Self promotion is a dangerous business. But everywhere it is encouraged, especially social media. I feel the pressure myself, even as I seek to encourage and edify in my tiny little corner of the Internet. How do I gain more readers? How can I promote my content? What can that kind of thinking do to a soul?
Attention does not necessarily equal faithfulness. And more troubling, popularity doesn’t make holiness easier. In fact, it probably makes it harder. Holiness is about being set apart for God, living a life that pleases him. But in the drive to gain attention and popularity you can be drawn away from your first love and toward the ever elusive goal of pleasing man.
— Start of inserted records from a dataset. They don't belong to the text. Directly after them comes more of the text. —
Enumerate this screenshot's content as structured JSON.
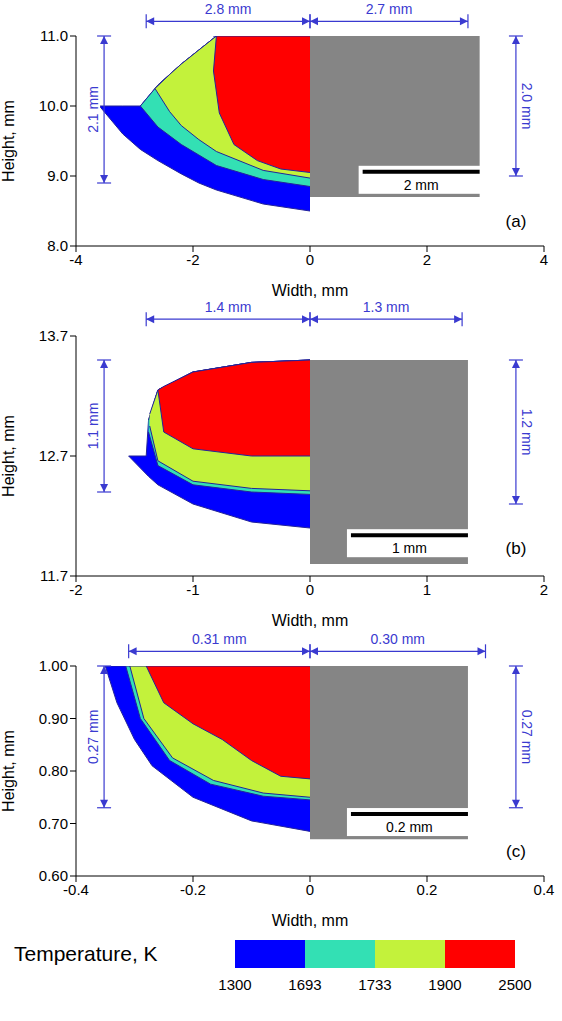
{
  "chart_data": [
    {
      "type": "area",
      "panel": "(a)",
      "xlabel": "Width, mm",
      "ylabel": "Height, mm",
      "xlim": [
        -4,
        4
      ],
      "ylim": [
        8,
        11
      ],
      "xticks": [
        -4,
        -2,
        0,
        2,
        4
      ],
      "yticks": [
        {
          "value": 8,
          "label": "8.0"
        },
        {
          "value": 9,
          "label": "9.0"
        },
        {
          "value": 10,
          "label": "10.0"
        },
        {
          "value": 11,
          "label": "11.0"
        }
      ],
      "regions": [
        {
          "temperature": 1300,
          "x": [
            -3.6,
            -3.2,
            -2.9,
            -2.6,
            -2.2,
            -1.9,
            -1.6,
            -0.8,
            0
          ],
          "y_low": [
            10.0,
            9.6,
            9.38,
            9.22,
            9.03,
            8.9,
            8.8,
            8.6,
            8.5
          ],
          "y_high": [
            10.0,
            10.0,
            10.0,
            10.3,
            10.6,
            10.8,
            11.0,
            11.0,
            11.0
          ]
        },
        {
          "temperature": 1693,
          "x": [
            -2.9,
            -2.6,
            -2.2,
            -1.9,
            -1.6,
            -0.8,
            0
          ],
          "y_low": [
            10.0,
            9.7,
            9.45,
            9.3,
            9.15,
            8.95,
            8.85
          ],
          "y_high": [
            10.0,
            10.3,
            10.6,
            10.8,
            11.0,
            11.0,
            11.0
          ]
        },
        {
          "temperature": 1733,
          "x": [
            -2.65,
            -2.4,
            -2.2,
            -1.9,
            -1.6,
            -0.8,
            0
          ],
          "y_low": [
            10.25,
            9.92,
            9.72,
            9.52,
            9.35,
            9.08,
            8.97
          ],
          "y_high": [
            10.25,
            10.45,
            10.6,
            10.8,
            11.0,
            11.0,
            11.0
          ]
        },
        {
          "temperature": 1900,
          "x": [
            -1.6,
            -1.65,
            -1.55,
            -1.3,
            -0.9,
            -0.5,
            0
          ],
          "y_low": [
            11.0,
            10.5,
            9.9,
            9.45,
            9.22,
            9.1,
            9.05
          ],
          "y_high": [
            11.0,
            11.0,
            11.0,
            11.0,
            11.0,
            11.0,
            11.0
          ]
        }
      ],
      "dimensions": [
        {
          "label": "2.8 mm",
          "value": 2.8,
          "side": "top-left"
        },
        {
          "label": "2.7 mm",
          "value": 2.7,
          "side": "top-right"
        },
        {
          "label": "2.1 mm",
          "value": 2.1,
          "side": "left"
        },
        {
          "label": "2.0 mm",
          "value": 2.0,
          "side": "right"
        }
      ],
      "micrograph": {
        "x": [
          0,
          2.9
        ],
        "y": [
          8.7,
          11.0
        ]
      },
      "scale_bar": {
        "label": "2 mm",
        "length": 2
      }
    },
    {
      "type": "area",
      "panel": "(b)",
      "xlabel": "Width, mm",
      "ylabel": "Height, mm",
      "xlim": [
        -2,
        2
      ],
      "ylim": [
        11.7,
        13.7
      ],
      "xticks": [
        -2,
        -1,
        0,
        1,
        2
      ],
      "yticks": [
        11.7,
        12.7,
        13.7
      ],
      "regions": [
        {
          "temperature": 1300,
          "x": [
            -1.55,
            -1.4,
            -1.38,
            -1.3,
            -1.0,
            -0.5,
            0
          ],
          "y_low": [
            12.7,
            12.55,
            12.53,
            12.46,
            12.3,
            12.15,
            12.1
          ],
          "y_high": [
            12.7,
            12.7,
            13.0,
            13.25,
            13.4,
            13.48,
            13.5
          ]
        },
        {
          "temperature": 1693,
          "x": [
            -1.38,
            -1.3,
            -1.0,
            -0.5,
            0
          ],
          "y_low": [
            12.9,
            12.62,
            12.46,
            12.4,
            12.38
          ],
          "y_high": [
            13.0,
            13.25,
            13.4,
            13.48,
            13.5
          ]
        },
        {
          "temperature": 1733,
          "x": [
            -1.37,
            -1.3,
            -1.0,
            -0.5,
            0
          ],
          "y_low": [
            12.95,
            12.66,
            12.49,
            12.43,
            12.41
          ],
          "y_high": [
            13.05,
            13.25,
            13.4,
            13.48,
            13.5
          ]
        },
        {
          "temperature": 1900,
          "x": [
            -1.3,
            -1.25,
            -1.0,
            -0.5,
            0
          ],
          "y_low": [
            13.25,
            12.9,
            12.76,
            12.7,
            12.7
          ],
          "y_high": [
            13.25,
            13.28,
            13.4,
            13.48,
            13.5
          ]
        }
      ],
      "dimensions": [
        {
          "label": "1.4 mm",
          "value": 1.4,
          "side": "top-left"
        },
        {
          "label": "1.3 mm",
          "value": 1.3,
          "side": "top-right"
        },
        {
          "label": "1.1 mm",
          "value": 1.1,
          "side": "left"
        },
        {
          "label": "1.2 mm",
          "value": 1.2,
          "side": "right"
        }
      ],
      "micrograph": {
        "x": [
          0,
          1.35
        ],
        "y": [
          11.8,
          13.5
        ]
      },
      "scale_bar": {
        "label": "1 mm",
        "length": 1
      }
    },
    {
      "type": "area",
      "panel": "(c)",
      "xlabel": "Width, mm",
      "ylabel": "Height, mm",
      "xlim": [
        -0.4,
        0.4
      ],
      "ylim": [
        0.6,
        1.0
      ],
      "xticks": [
        -0.4,
        -0.2,
        0,
        0.2,
        0.4
      ],
      "yticks": [
        {
          "value": 0.6,
          "label": "0.60"
        },
        {
          "value": 0.7,
          "label": "0.70"
        },
        {
          "value": 0.8,
          "label": "0.80"
        },
        {
          "value": 0.9,
          "label": "0.90"
        },
        {
          "value": 1.0,
          "label": "1.00"
        }
      ],
      "regions": [
        {
          "temperature": 1300,
          "x": [
            -0.35,
            -0.33,
            -0.3,
            -0.27,
            -0.2,
            -0.1,
            0
          ],
          "y_low": [
            1.0,
            0.93,
            0.86,
            0.81,
            0.75,
            0.705,
            0.685
          ],
          "y_high": [
            1.0,
            1.0,
            1.0,
            1.0,
            1.0,
            1.0,
            1.0
          ]
        },
        {
          "temperature": 1693,
          "x": [
            -0.315,
            -0.29,
            -0.24,
            -0.17,
            -0.08,
            0
          ],
          "y_low": [
            1.0,
            0.9,
            0.82,
            0.775,
            0.752,
            0.745
          ],
          "y_high": [
            1.0,
            1.0,
            1.0,
            1.0,
            1.0,
            1.0
          ]
        },
        {
          "temperature": 1733,
          "x": [
            -0.308,
            -0.284,
            -0.235,
            -0.165,
            -0.08,
            0
          ],
          "y_low": [
            1.0,
            0.9,
            0.825,
            0.782,
            0.758,
            0.75
          ],
          "y_high": [
            1.0,
            1.0,
            1.0,
            1.0,
            1.0,
            1.0
          ]
        },
        {
          "temperature": 1900,
          "x": [
            -0.28,
            -0.25,
            -0.2,
            -0.15,
            -0.1,
            -0.05,
            0
          ],
          "y_low": [
            1.0,
            0.93,
            0.89,
            0.86,
            0.82,
            0.79,
            0.785
          ],
          "y_high": [
            1.0,
            1.0,
            1.0,
            1.0,
            1.0,
            1.0,
            1.0
          ]
        }
      ],
      "dimensions": [
        {
          "label": "0.31 mm",
          "value": 0.31,
          "side": "top-left"
        },
        {
          "label": "0.30 mm",
          "value": 0.3,
          "side": "top-right"
        },
        {
          "label": "0.27 mm",
          "value": 0.27,
          "side": "left"
        },
        {
          "label": "0.27 mm",
          "value": 0.27,
          "side": "right"
        }
      ],
      "micrograph": {
        "x": [
          0,
          0.27
        ],
        "y": [
          0.67,
          1.0
        ]
      },
      "scale_bar": {
        "label": "0.2 mm",
        "length": 0.2
      }
    }
  ],
  "colorbar": {
    "label": "Temperature, K",
    "ticks": [
      1300,
      1693,
      1733,
      1900,
      2500
    ],
    "colors": [
      "#0000ff",
      "#33e0b4",
      "#c3f23b",
      "#ff0000"
    ]
  }
}
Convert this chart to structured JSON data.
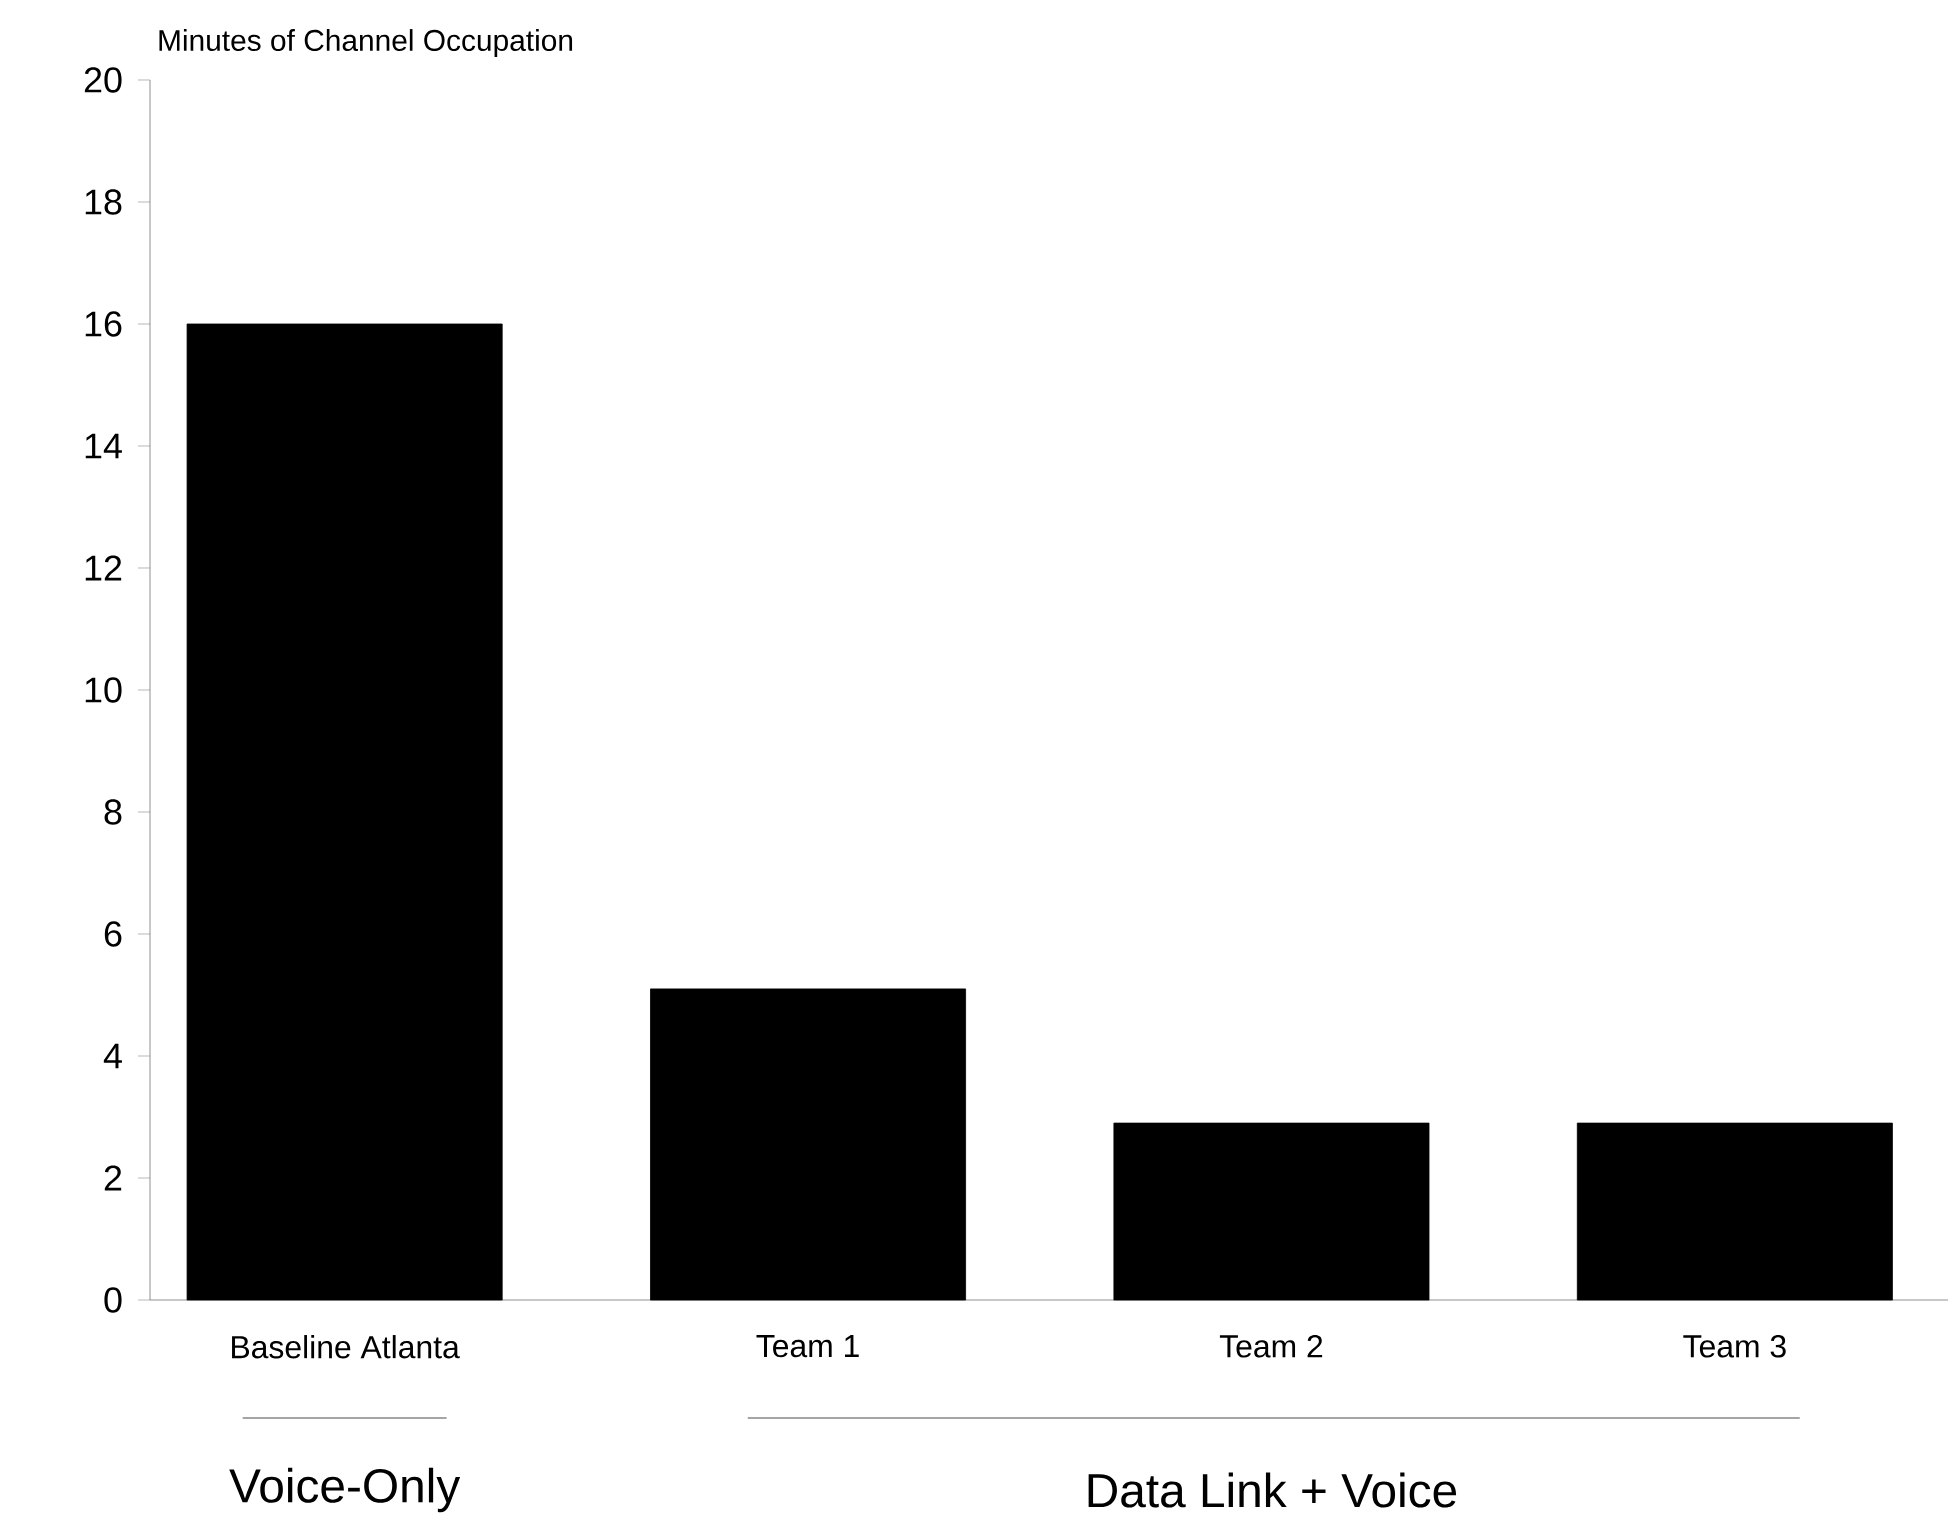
{
  "chart_data": {
    "type": "bar",
    "ylabel": "Minutes of Channel Occupation",
    "categories": [
      "Baseline Atlanta",
      "Team 1",
      "Team 2",
      "Team 3"
    ],
    "values": [
      16,
      5.1,
      2.9,
      2.9
    ],
    "color": "#000000",
    "ylim": [
      0,
      20
    ],
    "yticks": [
      0,
      2,
      4,
      6,
      8,
      10,
      12,
      14,
      16,
      18,
      20
    ],
    "grid": false,
    "annotations": [
      "Voice-Only",
      "Data Link + Voice"
    ]
  }
}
Obscurity has its temptations as well. If no one is paying attention, you may be tempted to change what you’re doing in order to make a mark. But with popularity or obscurity, the problem is still the same – we’re gauging success by worldly standards. Are we even supposed to measure these things?
Ponder Paul’s words again in 1 Corinthians 1:
“I thank God that I baptized none of you except Crispus and Gaius, so that no one may say that you were baptized in my name. (I did baptize also the household of Stephanas. Beyond that, I do not know whether I baptized anyone else.) For Christ did not send me to baptize but to preach the gospel, and not with words of eloquent wisdom, lest the cross of Christ be emptied of its power.”
Paul’s goal wasn’t to impress or to count numbers or to worry about optics. His goal was to preach Christ and him crucified. He left the rest up to God.